Sorghum poised to become the dominant crop as changing seasons hit the region's favourite grain
GWELEKORO, Mali (AlertNet) – Binta Samake is waiting for the rainy season to start. But she will not be planting her most traditional crop.
“We won’t grow pearl millet on our farm in the next rainy season. And we haven’t done so for a long time,” says the 50-year-old widow, eating fruit from a nere tree on a shaded bench with some of her grandchildren.
Pearl millet is a nutritious crop much favoured in the local diet. But like Samake, many farmers in this village 60 km (38 miles) south of Bamako, Mali’s capital, have abandoned growing it as the rainy season in this West African nation has become shorter and shorter.
“We used to grow pearl millet when there were sufficient rains, when rains would spread over four months,” Samake said. But, “if you grow pearl millet now you won’t make a good harvest because it rains for only two or three months, while the pearl millet cycle is almost four months. So the rains may stop before the crops become ripe.”
She is hardly the only farmer in the area making the change.
“I will grow sorghum next year,” said Bala Keita, a farmer from the nearby village of Djoliba. “The instability of the rains and the poverty of the soils determine my choice. It would be too risky if I grow pearl millet,” he explained.
Rains traditionally began in June in the south of Mali and would last until early October. But for several decades the rainy season has begun only in late July and ended in September. According to Daouda Zan Diarra, a scientist at Mali Agro-Meteorological Assistance Programme, this change in rainfall patterns appeared to be linked to climate change.
Because millet will no longer grow well, farmers are increasingly switching to sorghum, another staple crop in this region.
“Abandoning pearl millet has allowed us to avoid a total loss of harvests. For example, last year (2011) rains didn’t last more than two months, but we harvested a bit of sorghum. That wouldn’t be possible with pearl millet,” Samake said.
Her family would like to continue eating pearl millet, which is favoured for some traditional meals. But Fatoumata Samake, Binta’s daughter-in-law, said that millet is very expensive and scarce in their region this year.
“I prefer millet when I cook dègè (a cream made with milk and cereal). But I use sorghum instead,” Fatoumata said.
STAPLE FOR 50 MILLION PEOPLE
Pearl millet is the staple food for 50 million people living in the Sahel, according to the Development Research Institute (IRD), a French research organisation.

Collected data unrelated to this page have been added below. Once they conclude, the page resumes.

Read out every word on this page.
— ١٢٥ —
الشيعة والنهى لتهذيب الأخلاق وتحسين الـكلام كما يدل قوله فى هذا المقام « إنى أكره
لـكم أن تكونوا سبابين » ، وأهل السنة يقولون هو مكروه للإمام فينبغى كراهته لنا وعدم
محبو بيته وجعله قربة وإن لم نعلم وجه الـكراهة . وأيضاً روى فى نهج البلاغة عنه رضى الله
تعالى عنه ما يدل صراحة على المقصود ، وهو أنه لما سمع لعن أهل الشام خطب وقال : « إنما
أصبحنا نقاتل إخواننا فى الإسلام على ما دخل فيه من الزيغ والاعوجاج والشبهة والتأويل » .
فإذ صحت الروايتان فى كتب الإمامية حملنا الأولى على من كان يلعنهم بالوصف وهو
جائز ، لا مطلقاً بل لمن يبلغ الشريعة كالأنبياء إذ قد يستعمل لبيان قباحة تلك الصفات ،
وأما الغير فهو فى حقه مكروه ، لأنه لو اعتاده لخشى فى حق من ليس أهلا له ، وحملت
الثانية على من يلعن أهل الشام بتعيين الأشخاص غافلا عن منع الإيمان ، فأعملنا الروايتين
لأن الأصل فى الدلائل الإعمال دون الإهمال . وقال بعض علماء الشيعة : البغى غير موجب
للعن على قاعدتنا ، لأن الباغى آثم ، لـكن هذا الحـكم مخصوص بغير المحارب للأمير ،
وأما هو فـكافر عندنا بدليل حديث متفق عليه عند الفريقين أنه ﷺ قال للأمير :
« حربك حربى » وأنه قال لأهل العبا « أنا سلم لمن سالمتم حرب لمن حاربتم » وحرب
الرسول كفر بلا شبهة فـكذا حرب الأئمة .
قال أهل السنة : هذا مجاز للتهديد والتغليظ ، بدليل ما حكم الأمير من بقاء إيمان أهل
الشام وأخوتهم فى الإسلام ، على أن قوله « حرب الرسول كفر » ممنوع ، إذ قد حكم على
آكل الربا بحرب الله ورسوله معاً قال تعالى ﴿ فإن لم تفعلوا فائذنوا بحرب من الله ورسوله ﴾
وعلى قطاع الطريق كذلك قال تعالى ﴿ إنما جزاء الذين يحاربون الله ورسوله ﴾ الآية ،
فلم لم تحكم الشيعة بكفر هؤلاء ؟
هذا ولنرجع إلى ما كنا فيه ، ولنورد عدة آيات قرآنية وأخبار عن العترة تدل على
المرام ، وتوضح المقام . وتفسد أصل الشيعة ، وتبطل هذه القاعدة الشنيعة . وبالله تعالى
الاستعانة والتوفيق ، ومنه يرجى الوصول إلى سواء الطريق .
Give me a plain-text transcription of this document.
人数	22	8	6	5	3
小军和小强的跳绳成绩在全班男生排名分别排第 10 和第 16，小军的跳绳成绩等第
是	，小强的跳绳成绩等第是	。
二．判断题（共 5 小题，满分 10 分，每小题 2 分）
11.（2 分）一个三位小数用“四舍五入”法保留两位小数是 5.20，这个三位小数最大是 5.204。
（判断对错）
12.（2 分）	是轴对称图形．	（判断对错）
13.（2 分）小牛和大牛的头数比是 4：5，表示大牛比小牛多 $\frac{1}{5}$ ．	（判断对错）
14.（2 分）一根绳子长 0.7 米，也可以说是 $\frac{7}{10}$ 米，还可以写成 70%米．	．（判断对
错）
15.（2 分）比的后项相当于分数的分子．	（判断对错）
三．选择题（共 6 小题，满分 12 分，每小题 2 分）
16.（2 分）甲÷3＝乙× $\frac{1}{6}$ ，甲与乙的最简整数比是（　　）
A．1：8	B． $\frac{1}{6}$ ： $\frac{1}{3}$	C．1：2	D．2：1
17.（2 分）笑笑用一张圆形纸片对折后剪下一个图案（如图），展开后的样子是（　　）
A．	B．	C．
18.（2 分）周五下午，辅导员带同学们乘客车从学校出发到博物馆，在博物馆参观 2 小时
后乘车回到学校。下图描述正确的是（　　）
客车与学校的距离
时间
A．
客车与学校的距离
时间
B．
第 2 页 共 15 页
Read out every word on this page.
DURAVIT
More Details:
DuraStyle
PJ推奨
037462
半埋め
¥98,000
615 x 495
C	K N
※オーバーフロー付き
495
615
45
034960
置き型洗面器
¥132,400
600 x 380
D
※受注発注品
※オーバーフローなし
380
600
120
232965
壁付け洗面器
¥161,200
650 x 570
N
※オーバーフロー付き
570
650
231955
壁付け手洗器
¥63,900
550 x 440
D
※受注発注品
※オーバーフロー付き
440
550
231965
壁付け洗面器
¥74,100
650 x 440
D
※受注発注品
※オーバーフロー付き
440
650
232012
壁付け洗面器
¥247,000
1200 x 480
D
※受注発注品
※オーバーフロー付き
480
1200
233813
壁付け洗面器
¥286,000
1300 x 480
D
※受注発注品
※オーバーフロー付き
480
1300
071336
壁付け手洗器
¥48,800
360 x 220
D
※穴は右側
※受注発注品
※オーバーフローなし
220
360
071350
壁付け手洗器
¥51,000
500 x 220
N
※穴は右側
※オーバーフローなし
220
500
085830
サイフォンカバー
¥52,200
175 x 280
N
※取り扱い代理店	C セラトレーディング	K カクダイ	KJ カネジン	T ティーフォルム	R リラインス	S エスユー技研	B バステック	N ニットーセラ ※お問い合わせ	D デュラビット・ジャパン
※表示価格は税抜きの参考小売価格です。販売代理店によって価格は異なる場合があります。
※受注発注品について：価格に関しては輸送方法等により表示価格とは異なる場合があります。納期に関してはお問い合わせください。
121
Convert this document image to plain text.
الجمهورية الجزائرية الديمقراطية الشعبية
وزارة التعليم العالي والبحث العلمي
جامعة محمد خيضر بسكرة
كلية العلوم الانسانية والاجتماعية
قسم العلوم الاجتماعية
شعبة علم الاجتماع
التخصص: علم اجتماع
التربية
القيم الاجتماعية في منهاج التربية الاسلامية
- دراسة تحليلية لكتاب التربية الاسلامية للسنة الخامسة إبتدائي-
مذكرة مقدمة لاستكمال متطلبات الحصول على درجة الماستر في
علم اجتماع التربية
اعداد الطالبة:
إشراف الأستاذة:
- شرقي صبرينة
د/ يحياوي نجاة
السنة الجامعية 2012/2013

Aghate Diama of the International Crops Research Institute for the Semi-Arid Tropics (ICRISAT), an international nongovernmental organisation, said that Mali produces 1.5 million hectares (3.7 million acres) of pearl millet and 1.1 million hectares (2.7 million acres) of sorghum each year. Yields range from 500 kg (1,100 lb) to 1,000 kg (2,200 lb) per hectare for pearl millet and 800 kg (1,760 lb) to 1,200 kg (2,650 lb) per hectare for sorghum.
In the absence of a survey it is hard to assess how much pearl millet production is falling in Mali as farmers switch to sorghum.
To confront the increasingly harsh climatic conditions in the region and ensure sufficient yields, Sahel farmers need a choice of suitable seed varieties of millet, including varieties with a shorter growing cycle, according to a report published by IRD in 2009.
ICRISAT and IRD are among organisations working to introduce short-cycle pearl millet to central regions of Mali like Koulikoro and Segou. But some farmers in Gwelekoro are sceptical.
“I heard about the short-cycle seeds of pearl millet, but I don’t want to grow them,” said Samake. She worries that birds will eat the grain before it can be harvested because it begins to ripen before the grasses that they would normally feed on.
Besides, adds Samake, the short-cycle variety pearl millet isn’t as tasty as the traditional variety.
But Ntji Diarra, village chief of Gwelekoro, said he believed the new variety could help mitigate the food shortages that residents regularly face.
“The problem of short-cycle pearl millet is bird attacks, but I have seen in other regions people growing it successfully,” he said.
There’s a straightforward, low-tech solution to the bird problem, Diarra believes.
“Children (need to) wake up early in the morning to threaten and chase birds, screaming and using scarecrows,” he said.
Soumaila T. Diarra is a freelance journalist based in Bamako with an interest in environmental issues.